Well; I hear you can catch them at Seagull on the end.I rather fish the surf though.


----------



## tylerhb (Mar 29, 2010)

seagull? ur crazy... what time do you have to be off the beach in back bay? heard something about some permitting there doing from ORVs this year


----------



## Dyhard (Oct 24, 2002)

Any where along that beach will produce. The peak season is fast approaching. Find a steep section of the beach and fish fairly close to shore.
Oh, one other thing, no wimpy gear.
If you put in your time and leave the beach better than you found it, the Mojo will be with you.


----------



## lil red jeep (Aug 17, 2007)

blakester said:


> pier is open.


Sandbridge?


----------



## Dyhard (Oct 24, 2002)

lil red jeep said:


> Sandbridge?


 "What you won't hear from this campaign or this party is the kind of politics that uses religion as a wedge, and patriotism as a bludgeon -- that sees our opponents not as competitors to challenge, but enemies to demonize."

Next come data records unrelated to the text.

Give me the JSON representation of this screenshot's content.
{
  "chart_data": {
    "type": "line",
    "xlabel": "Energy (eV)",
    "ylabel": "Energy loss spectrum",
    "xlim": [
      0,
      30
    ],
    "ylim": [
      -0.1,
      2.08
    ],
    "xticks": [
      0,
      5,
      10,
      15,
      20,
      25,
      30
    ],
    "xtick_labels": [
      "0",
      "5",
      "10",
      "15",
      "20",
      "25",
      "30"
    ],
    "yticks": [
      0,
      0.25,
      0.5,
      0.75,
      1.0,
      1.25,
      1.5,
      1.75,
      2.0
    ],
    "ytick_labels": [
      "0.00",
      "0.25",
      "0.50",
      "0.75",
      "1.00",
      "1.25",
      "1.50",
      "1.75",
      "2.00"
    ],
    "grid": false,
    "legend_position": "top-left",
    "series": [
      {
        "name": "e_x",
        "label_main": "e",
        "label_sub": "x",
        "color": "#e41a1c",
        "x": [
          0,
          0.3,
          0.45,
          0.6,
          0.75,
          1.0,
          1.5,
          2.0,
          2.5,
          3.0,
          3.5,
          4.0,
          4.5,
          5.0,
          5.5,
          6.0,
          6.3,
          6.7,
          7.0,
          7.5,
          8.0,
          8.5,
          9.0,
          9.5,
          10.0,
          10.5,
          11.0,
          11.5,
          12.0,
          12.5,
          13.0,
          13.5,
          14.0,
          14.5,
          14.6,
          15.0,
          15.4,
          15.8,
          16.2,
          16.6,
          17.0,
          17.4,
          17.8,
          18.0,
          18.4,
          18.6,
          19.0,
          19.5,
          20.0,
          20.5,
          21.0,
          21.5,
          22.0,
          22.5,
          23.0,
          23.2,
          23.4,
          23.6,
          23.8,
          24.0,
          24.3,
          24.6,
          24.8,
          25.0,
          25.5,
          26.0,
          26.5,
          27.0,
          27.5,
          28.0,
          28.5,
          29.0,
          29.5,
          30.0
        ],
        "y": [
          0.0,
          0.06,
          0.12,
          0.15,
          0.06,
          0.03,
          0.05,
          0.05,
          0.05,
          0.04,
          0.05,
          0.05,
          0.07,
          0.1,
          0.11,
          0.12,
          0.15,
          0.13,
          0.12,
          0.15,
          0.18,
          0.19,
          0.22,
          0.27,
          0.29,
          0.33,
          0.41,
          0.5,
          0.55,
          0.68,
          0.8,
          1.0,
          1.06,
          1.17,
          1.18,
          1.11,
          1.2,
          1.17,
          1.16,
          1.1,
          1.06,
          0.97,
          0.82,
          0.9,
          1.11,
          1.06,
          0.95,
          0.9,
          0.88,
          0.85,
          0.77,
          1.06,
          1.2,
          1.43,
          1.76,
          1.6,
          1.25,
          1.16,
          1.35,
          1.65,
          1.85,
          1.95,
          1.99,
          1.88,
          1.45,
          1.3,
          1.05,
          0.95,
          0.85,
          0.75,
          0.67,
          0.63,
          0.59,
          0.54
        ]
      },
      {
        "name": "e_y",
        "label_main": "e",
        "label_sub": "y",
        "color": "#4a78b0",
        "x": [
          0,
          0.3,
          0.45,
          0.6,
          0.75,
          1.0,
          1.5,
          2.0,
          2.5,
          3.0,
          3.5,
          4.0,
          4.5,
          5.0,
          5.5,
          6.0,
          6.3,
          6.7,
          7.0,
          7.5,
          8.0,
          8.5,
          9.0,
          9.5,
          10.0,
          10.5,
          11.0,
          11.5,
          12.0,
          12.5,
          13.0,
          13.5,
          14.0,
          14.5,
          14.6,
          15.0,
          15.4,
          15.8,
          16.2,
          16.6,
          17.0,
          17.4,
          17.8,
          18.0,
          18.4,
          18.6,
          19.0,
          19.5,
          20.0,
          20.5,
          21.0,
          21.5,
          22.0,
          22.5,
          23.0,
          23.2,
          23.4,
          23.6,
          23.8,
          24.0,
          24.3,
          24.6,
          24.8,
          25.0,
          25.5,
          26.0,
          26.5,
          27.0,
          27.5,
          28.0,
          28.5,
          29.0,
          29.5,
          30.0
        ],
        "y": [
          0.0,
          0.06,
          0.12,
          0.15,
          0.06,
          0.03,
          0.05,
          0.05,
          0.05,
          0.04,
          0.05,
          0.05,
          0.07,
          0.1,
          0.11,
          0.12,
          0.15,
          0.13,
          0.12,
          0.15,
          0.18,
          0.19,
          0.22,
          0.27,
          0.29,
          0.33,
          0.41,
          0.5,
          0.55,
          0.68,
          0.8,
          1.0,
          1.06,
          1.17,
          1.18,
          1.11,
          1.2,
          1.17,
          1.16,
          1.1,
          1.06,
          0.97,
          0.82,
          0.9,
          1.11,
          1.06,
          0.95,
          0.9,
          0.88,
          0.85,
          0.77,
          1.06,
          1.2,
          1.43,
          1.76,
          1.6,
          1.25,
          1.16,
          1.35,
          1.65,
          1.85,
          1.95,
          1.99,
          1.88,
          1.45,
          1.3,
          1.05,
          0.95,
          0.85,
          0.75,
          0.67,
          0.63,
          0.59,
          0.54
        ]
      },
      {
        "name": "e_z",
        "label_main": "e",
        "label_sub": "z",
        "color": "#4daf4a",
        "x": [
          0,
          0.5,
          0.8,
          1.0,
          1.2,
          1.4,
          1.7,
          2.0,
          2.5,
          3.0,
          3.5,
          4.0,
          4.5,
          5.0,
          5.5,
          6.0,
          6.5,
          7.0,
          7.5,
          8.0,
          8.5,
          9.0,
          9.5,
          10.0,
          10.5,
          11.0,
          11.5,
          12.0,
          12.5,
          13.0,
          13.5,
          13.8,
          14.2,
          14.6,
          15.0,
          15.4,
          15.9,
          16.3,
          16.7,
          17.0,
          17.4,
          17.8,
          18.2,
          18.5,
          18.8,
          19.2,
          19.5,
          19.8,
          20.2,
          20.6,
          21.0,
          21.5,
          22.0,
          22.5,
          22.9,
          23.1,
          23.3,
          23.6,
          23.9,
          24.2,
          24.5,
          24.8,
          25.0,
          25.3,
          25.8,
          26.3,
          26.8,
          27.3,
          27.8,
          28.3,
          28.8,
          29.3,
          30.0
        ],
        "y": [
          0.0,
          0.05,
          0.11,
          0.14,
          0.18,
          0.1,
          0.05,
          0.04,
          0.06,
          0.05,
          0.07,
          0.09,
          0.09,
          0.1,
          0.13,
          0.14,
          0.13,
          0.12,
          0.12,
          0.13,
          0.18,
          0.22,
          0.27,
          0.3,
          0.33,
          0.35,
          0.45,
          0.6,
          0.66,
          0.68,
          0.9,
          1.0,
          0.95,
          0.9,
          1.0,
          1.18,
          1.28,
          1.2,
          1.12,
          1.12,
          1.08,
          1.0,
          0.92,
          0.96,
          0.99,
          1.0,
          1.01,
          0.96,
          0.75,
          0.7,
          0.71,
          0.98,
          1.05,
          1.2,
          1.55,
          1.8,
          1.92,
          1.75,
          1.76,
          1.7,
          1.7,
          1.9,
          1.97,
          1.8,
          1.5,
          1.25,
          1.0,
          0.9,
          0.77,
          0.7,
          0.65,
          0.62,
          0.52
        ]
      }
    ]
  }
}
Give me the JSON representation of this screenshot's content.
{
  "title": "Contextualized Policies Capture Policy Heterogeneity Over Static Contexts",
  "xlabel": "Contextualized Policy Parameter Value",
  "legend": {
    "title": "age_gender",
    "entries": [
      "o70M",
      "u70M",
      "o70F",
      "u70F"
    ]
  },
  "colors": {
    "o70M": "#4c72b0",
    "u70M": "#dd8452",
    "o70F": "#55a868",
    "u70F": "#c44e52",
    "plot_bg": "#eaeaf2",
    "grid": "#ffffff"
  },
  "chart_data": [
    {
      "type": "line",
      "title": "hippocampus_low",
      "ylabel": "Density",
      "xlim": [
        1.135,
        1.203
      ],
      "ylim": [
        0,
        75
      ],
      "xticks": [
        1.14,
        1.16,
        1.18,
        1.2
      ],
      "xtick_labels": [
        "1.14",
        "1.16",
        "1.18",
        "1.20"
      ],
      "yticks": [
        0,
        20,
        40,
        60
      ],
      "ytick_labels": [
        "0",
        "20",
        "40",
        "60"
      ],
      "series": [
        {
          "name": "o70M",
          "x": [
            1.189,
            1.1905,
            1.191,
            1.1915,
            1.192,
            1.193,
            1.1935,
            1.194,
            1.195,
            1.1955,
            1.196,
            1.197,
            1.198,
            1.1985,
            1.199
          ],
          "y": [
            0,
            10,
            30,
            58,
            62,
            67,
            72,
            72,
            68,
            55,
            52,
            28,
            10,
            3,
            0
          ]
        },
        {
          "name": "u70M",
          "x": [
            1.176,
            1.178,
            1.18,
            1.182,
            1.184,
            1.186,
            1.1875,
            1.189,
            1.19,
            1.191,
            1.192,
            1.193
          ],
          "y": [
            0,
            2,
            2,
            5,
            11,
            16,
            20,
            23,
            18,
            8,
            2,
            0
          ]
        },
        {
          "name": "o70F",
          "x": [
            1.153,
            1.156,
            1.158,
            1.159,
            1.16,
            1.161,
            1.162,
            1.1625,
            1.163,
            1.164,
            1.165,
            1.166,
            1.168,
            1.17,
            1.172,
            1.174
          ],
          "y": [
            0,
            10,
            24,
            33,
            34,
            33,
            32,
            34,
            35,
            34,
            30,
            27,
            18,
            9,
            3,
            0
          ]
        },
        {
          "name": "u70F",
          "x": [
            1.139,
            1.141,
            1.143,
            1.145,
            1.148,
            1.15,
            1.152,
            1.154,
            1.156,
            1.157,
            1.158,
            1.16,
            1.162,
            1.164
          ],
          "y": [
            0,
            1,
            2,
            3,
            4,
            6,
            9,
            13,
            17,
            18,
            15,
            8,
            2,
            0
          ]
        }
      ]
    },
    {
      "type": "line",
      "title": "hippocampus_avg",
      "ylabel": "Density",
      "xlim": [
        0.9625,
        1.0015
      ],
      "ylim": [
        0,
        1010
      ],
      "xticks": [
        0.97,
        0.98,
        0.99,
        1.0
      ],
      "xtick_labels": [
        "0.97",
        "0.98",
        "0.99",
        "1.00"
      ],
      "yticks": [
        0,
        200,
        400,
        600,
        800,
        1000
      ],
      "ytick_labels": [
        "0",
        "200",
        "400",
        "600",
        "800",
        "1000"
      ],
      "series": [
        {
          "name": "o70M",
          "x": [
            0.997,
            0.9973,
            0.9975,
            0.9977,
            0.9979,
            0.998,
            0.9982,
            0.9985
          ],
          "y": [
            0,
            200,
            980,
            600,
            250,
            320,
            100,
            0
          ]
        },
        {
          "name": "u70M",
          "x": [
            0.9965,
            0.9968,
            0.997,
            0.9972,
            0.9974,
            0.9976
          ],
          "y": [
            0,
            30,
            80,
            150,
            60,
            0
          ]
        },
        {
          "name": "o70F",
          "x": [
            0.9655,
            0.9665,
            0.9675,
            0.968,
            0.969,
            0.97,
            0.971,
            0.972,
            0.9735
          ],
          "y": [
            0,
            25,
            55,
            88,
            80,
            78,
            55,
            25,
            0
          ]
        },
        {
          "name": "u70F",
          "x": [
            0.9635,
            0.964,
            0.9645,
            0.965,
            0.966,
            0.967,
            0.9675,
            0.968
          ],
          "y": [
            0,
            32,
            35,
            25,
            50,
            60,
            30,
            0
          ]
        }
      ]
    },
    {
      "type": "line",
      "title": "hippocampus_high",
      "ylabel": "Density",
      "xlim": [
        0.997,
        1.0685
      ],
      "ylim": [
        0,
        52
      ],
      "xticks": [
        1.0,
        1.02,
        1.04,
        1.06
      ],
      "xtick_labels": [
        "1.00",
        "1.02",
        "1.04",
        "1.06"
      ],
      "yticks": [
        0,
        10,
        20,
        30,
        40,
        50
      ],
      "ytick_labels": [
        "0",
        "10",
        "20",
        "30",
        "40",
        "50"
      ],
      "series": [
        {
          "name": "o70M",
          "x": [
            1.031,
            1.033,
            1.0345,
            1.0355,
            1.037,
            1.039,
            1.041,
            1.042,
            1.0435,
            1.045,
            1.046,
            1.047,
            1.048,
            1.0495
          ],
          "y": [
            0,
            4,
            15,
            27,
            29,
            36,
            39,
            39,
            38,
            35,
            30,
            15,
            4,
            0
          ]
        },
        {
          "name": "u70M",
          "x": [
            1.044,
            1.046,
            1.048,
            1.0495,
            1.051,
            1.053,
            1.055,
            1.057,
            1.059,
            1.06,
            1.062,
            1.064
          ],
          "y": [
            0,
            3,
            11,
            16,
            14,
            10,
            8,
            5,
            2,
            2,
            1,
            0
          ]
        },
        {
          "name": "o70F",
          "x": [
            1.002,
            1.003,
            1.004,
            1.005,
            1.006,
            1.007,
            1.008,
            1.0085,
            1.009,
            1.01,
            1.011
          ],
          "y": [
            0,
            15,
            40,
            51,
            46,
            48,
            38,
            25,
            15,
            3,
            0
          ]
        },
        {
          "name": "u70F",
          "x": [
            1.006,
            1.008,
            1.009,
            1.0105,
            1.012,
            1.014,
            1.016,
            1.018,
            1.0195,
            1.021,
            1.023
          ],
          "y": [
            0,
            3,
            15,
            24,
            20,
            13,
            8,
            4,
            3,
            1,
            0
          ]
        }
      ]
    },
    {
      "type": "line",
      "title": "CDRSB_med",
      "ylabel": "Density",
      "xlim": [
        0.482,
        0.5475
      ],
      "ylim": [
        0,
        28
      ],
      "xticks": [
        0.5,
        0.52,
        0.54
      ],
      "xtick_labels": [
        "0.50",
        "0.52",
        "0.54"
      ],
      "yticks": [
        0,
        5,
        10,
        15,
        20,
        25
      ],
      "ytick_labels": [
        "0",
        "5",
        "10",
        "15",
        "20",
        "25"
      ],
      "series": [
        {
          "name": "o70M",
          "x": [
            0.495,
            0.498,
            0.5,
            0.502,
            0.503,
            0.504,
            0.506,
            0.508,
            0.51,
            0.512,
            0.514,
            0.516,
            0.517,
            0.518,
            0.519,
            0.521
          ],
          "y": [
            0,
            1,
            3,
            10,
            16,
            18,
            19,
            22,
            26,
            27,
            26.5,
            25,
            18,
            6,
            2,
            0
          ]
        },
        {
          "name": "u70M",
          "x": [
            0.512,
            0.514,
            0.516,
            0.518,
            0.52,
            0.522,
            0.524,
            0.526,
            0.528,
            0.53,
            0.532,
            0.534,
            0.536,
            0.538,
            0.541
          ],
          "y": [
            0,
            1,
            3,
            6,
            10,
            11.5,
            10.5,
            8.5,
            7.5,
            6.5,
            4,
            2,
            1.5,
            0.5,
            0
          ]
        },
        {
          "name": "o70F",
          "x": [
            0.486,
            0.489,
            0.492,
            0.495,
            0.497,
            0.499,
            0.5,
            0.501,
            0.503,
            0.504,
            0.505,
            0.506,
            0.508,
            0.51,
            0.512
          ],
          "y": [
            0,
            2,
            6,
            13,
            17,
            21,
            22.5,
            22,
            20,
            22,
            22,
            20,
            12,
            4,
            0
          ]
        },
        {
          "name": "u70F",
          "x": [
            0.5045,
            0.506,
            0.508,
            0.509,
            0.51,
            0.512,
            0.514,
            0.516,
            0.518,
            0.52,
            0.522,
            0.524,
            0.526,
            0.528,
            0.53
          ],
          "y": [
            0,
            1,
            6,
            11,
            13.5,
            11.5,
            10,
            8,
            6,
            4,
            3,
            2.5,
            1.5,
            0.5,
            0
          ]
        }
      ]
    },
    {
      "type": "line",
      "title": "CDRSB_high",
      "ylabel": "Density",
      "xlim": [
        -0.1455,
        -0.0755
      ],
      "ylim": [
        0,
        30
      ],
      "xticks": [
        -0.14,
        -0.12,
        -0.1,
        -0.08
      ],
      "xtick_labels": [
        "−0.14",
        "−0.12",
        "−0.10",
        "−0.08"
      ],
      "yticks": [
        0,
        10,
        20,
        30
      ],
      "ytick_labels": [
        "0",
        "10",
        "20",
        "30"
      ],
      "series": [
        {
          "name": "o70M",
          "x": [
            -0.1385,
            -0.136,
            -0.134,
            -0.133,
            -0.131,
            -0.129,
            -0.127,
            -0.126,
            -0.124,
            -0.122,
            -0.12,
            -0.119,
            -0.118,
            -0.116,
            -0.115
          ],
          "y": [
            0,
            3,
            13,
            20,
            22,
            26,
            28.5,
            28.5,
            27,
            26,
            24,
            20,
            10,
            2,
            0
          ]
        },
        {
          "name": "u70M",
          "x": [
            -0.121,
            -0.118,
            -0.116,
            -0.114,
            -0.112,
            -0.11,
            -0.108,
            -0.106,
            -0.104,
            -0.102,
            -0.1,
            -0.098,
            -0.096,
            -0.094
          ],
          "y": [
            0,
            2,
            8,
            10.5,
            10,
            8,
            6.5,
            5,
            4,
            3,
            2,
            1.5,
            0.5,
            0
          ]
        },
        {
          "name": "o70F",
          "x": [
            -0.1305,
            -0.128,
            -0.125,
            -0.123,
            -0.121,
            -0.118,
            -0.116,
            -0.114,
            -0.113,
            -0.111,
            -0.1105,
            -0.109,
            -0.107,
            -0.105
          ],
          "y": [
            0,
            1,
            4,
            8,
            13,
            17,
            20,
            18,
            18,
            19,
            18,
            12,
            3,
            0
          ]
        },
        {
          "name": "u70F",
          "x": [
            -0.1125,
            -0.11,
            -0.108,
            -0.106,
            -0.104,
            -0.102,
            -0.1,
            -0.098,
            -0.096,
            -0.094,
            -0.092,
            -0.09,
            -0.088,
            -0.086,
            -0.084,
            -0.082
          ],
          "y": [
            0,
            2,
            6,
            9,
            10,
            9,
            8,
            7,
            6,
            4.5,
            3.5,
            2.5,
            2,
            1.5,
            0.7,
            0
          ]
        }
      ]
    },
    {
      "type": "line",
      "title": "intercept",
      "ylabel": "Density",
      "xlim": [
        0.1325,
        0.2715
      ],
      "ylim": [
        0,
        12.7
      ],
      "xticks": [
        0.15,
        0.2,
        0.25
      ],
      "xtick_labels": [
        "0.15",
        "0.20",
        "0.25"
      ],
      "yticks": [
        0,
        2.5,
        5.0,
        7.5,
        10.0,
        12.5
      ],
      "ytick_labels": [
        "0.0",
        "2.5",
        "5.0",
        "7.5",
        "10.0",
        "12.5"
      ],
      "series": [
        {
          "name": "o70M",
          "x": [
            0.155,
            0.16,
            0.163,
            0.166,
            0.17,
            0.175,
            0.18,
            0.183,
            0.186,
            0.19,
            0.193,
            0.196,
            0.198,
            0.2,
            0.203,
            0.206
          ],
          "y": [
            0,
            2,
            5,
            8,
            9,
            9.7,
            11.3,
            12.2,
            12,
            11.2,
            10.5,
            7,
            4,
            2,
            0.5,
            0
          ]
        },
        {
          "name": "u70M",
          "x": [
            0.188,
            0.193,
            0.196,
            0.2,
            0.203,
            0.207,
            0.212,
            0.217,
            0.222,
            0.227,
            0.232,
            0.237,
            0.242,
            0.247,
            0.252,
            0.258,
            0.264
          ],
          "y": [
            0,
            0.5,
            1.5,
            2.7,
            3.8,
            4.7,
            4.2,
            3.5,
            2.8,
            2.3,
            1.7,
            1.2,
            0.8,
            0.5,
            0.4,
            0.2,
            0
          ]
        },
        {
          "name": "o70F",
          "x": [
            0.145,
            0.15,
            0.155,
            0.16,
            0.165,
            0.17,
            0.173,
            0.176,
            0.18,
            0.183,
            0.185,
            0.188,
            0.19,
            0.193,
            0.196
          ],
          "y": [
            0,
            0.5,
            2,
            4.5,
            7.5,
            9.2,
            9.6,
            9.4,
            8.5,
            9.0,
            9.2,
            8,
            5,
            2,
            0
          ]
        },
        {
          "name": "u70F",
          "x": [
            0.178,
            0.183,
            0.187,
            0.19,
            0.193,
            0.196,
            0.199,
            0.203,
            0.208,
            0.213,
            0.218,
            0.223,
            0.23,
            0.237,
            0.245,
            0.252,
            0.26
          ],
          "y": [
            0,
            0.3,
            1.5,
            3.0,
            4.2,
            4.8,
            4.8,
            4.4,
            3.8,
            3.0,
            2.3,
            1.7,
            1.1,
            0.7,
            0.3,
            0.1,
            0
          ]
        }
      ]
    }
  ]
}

Charles Barkley says "Today, America is all about rich people screwing poor people."


Little Red Jeep,
Not enough people get it, but well said.
It is the goose-steppers that are bent over the fartherest by their own party.
Pathetic but true.
Fishing helps us to forget the mess that humans always make.


----------



## BAYSLA-ER757 (Oct 26, 2009)

lol wimpy gear thats funny very funny... u might shop at walmart but not me lol something u should keep to urself and that comment was 1 of them dude.... i dont fish the beach kuz i hate sand gettin in my reels but it seems like thats where ill be.... u can find me there


----------



## fishin757 (Nov 29, 2010)

so where should we go? the beach south of little island or is the pier okay? im tryin to go saturday


----------



## REKER (Jun 23, 2010)

I heard from the game warden that they turned Back Bay/False Cape in to a nudist colony for men over 70 this Fall from dusk til dawn, effective immediately. I wouldnt go out there if I were you guys.


----------



## fishin757 (Nov 29, 2010)

seriously? :/


----------



## ORF Pete (Sep 26, 2009)

I heard the same thing, except that it was females only (ages 18-28). Good luck out there, REKER.


----------